Kinetic Partners, a global professional services firm to the asset management, investment banking and brokerage community, today said it has expanded the regulatory and compliance team at its New York office to meet increasing demand from hedge funds undergoing SEC registration required under the Dodd-Frank Act.
Donald Babbitt and Kevin Duffy Jr. have joined the firm’s regulatory and compliance practice, which is experiencing significant growth due to fund managers taking steps to be fully compliant with the SEC registration process. The SEC is expected today to announce final rules and extended registration deadline.
“We are extremely fortunate to have Donald and Kevin join our growing regulatory and compliance practice,” said Julian Korek, Founding Member at Kinetic Partners. “Both have proven track records in the regulatory and compliance areas and will play vital roles in helping our hedge fund clients prepare for the new requirements resulting from SEC registration.”
Mr. Babbitt joins Kinetic Partners from Prometheus Capital Partners where he was Managing Director. Earlier, Donald worked as an adviser in financial operations and compliance in the private equity and investment and merchant banking sectors. He also was a senior attorney at the SEC in Washington, D.C.

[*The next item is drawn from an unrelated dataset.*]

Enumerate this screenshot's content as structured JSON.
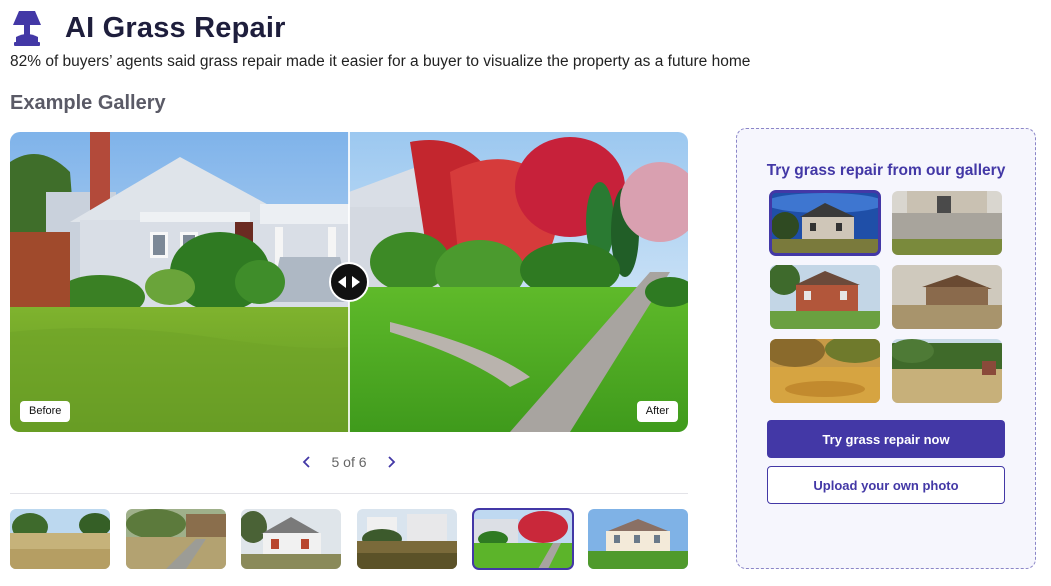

Mr. Duffy joins the firm from NYPPEX Holdings, LLC, a Connecticut investment firm, where he served as general counsel. Prior to that, he served at New York-based law firm Duffy & Staab, where he specialized in compliance and regulatory matters. Kevin also served as a senior attorney at the SEC’s New York office.

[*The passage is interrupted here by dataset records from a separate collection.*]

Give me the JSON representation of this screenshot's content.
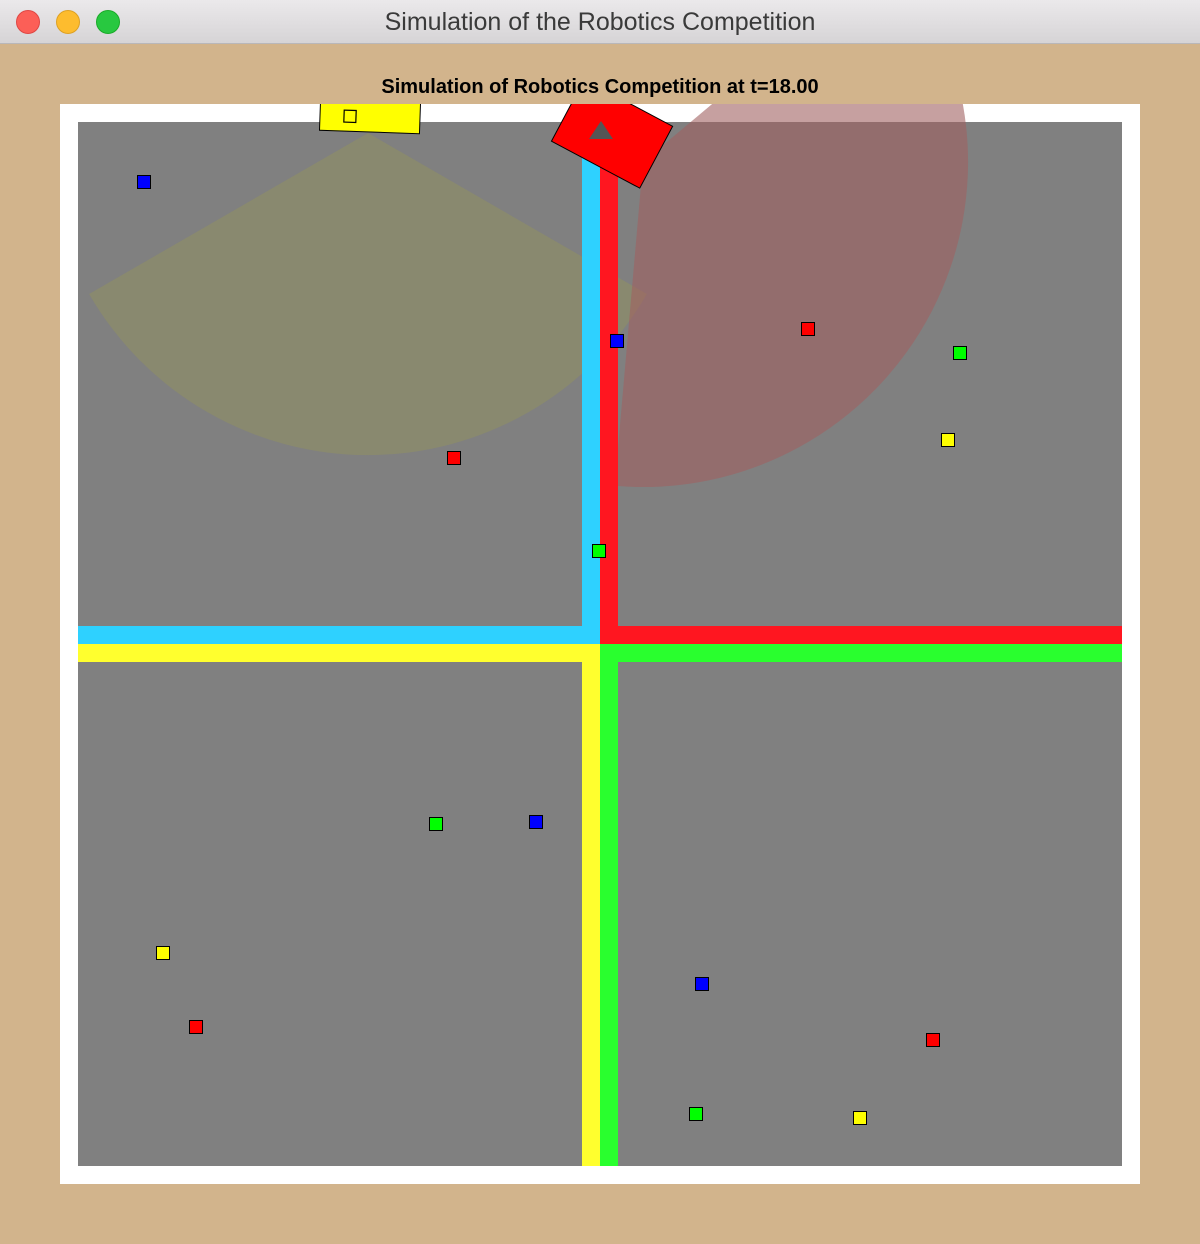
{
  "window": {
    "title": "Simulation of the Robotics Competition",
    "buttons": [
      "close",
      "minimize",
      "zoom"
    ]
  },
  "plot": {
    "title": "Simulation of Robotics Competition at t=18.00"
  },
  "colors": {
    "window_background": "#d2b48c",
    "frame": "#ffffff",
    "field": "#808080",
    "lane_cyan": "#2ed1ff",
    "lane_red": "#ff1620",
    "lane_yellow": "#ffff2e",
    "lane_green": "#29ff2e",
    "robot_red": "#ff0000",
    "robot_yellow": "#ffff00",
    "sensor_yellow": "#909060",
    "sensor_red": "#a06060"
  },
  "robots": [
    {
      "team": "red",
      "color": "#ff0000",
      "marker": "triangle",
      "sensor_color": "#a06060"
    },
    {
      "team": "yellow",
      "color": "#ffff00",
      "marker": "hollow-square",
      "sensor_color": "#909060"
    }
  ],
  "tokens": [
    {
      "color": "#0000ff"
    },
    {
      "color": "#0000ff"
    },
    {
      "color": "#ff0000"
    },
    {
      "color": "#00ff00"
    },
    {
      "color": "#ffff00"
    },
    {
      "color": "#ff0000"
    },
    {
      "color": "#00ff00"
    },
    {
      "color": "#00ff00"
    },
    {
      "color": "#0000ff"
    },
    {
      "color": "#ffff00"
    },
    {
      "color": "#ff0000"
    },
    {
      "color": "#0000ff"
    },
    {
      "color": "#ff0000"
    },
    {
      "color": "#00ff00"
    },
    {
      "color": "#ffff00"
    }
  ]
}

Kinetic Partner’s Regulation and Compliance team has actively been working with hedge funds to prepare for registration with the SEC. The deadline extension will provide more time for a large portion of the industry that have just begun the lengthy registration process.

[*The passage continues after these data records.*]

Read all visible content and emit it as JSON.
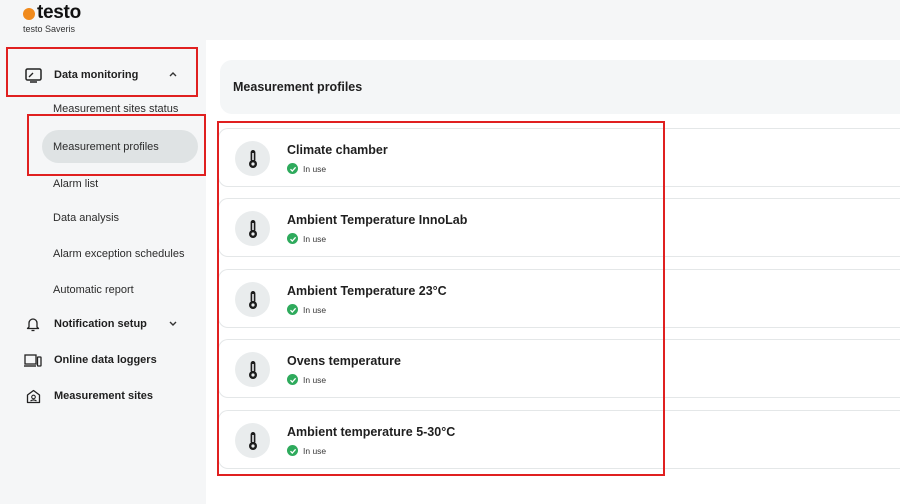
{
  "brand": {
    "name": "testo",
    "product": "testo Saveris",
    "dot_color": "#f08a1c"
  },
  "sidebar": {
    "groups": [
      {
        "label": "Data monitoring",
        "icon": "monitor-icon",
        "expanded": true
      },
      {
        "label": "Notification setup",
        "icon": "bell-icon",
        "expanded": false
      },
      {
        "label": "Online data loggers",
        "icon": "devices-icon"
      },
      {
        "label": "Measurement sites",
        "icon": "building-site-icon"
      }
    ],
    "subitems": [
      {
        "label": "Measurement sites status",
        "active": false
      },
      {
        "label": "Measurement profiles",
        "active": true
      },
      {
        "label": "Alarm list",
        "active": false
      },
      {
        "label": "Data analysis",
        "active": false
      },
      {
        "label": "Alarm exception schedules",
        "active": false
      },
      {
        "label": "Automatic report",
        "active": false
      }
    ]
  },
  "main": {
    "title": "Measurement profiles",
    "profiles": [
      {
        "name": "Climate chamber",
        "status": "In use"
      },
      {
        "name": "Ambient Temperature InnoLab",
        "status": "In use"
      },
      {
        "name": "Ambient Temperature 23°C",
        "status": "In use"
      },
      {
        "name": "Ovens temperature",
        "status": "In use"
      },
      {
        "name": "Ambient temperature 5-30°C",
        "status": "In use"
      }
    ]
  },
  "colors": {
    "highlight": "#e02020",
    "status_ok": "#2eaa5c",
    "active_bg": "#dfe3e4"
  }
}
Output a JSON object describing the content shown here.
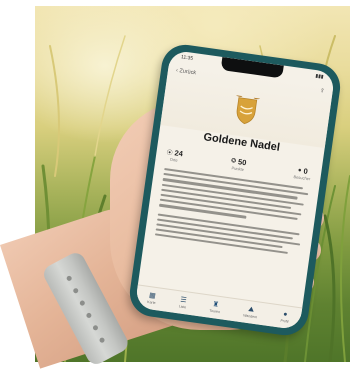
{
  "screen": {
    "status_time": "11:35",
    "back_label": "Zurück",
    "title": "Goldene Nadel",
    "stats": [
      {
        "icon": "location-pin-icon",
        "value": "24",
        "label": "Orte"
      },
      {
        "icon": "star-badge-icon",
        "value": "50",
        "label": "Punkte"
      },
      {
        "icon": "person-icon",
        "value": "0",
        "label": "Besucher"
      }
    ],
    "tabs": [
      {
        "icon": "map-icon",
        "label": "Karte"
      },
      {
        "icon": "list-icon",
        "label": "Liste"
      },
      {
        "icon": "castle-icon",
        "label": "Touren"
      },
      {
        "icon": "hiker-icon",
        "label": "Wandern"
      },
      {
        "icon": "profile-icon",
        "label": "Profil"
      }
    ],
    "accent": "#c9922e",
    "case_color": "#1d5a5e"
  }
}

“The additional time to complete the process comes as a much needed reprieve for a large segment of the hedge fund industry,” said Jonathan Saxton, Director of Global Risk and Compliance at Kinetic Partners. “However, we would warn those managers who are not prepared to resist viewing this deadline extension as an opportunity to delay any further.”
For managers who have begun the registration process, common weaknesses in compliance policies include the implementation of “off-the-shelf” compliance policies and procedures that are ill-suited to their business, a general lack of documentation supporting compliance controls or policies, and less than robust controls and conflict management.
A significant number of fund managers with $3 billion in AUM or under—which is a group that comprises small and mid-tier funds—are trailing their larger counterparts in preparing for their SEC registration. According to the firm’s estimates, only about 40 percent of small fund managers ($300 million AUM or less) have begun the process, compared with roughly 85 percent of the mid-tier fund managers ($300 million to $3 billion AUM).